Can anyone explain WTF is going on? What is hanging around in .RData
that causes library() to ignore the "lib.loc" argument? How can I keep
library() from ignoring the "lib.loc" argument?
It seems you have already loaded the namespace 'lme4' before you issue
the library() call.
Try loadedNamespaces() to confirm.
As the help says
‘library(package)’ and ‘require(package)’ both load the package
with name ‘package’ and put it on the search list. ‘require’ is
designed for use inside other functions; it returns ‘FALSE’ and
gives a warning (rather than an error as ‘library()’ does by
default) if the package does not exist. Both functions check and
update the list of currently loaded packages and do not reload a
package which is already loaded.
Thanks Brian. That was indeed the problem. Doing loadedNamespaces()

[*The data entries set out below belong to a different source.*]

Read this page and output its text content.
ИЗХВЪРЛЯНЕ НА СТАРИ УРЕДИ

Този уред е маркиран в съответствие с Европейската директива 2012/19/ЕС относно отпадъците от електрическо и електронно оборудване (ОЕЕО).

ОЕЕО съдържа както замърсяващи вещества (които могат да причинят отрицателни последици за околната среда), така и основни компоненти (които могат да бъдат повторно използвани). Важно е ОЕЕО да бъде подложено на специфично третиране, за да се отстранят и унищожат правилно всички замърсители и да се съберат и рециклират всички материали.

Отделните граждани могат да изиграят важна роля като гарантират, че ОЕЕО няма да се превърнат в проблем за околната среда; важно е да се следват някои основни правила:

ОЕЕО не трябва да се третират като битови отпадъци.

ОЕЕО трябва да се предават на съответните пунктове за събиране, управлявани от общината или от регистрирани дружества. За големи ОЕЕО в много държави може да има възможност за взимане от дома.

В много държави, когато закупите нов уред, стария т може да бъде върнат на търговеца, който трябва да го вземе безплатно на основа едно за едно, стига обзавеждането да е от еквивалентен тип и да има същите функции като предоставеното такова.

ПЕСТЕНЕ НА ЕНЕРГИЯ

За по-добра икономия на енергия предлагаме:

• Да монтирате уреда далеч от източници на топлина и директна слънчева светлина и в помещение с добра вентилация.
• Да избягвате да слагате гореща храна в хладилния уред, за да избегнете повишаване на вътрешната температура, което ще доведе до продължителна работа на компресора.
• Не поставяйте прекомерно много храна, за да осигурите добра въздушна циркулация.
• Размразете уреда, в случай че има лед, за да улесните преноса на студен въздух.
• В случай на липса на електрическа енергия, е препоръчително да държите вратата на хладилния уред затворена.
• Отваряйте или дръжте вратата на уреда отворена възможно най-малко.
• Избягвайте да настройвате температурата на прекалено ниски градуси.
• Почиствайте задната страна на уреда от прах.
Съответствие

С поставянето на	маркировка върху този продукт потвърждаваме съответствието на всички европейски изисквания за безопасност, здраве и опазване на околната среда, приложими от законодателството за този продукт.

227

before issuing any library() call did indeed reveal that lme4 was among
the loaded namespaces. I found that issuing the command
unloadNamespace("lme4") and then issuing the library() command with
lib.loc specified got me the elderly version of lme4 that I wanted.
So I can now carry on.
It appears that the presence of "lme4 objects" of *whatever* vintage is
triggering the loading of the "lme4" namespace, and the namespace is (of
course?!?) that of the version that appears in one of the directories in
.libPaths(). Seems obvious in retrospect. Given that one is aware that
the presence of "lme4 objects" triggers the loading of the "lme4" namespace.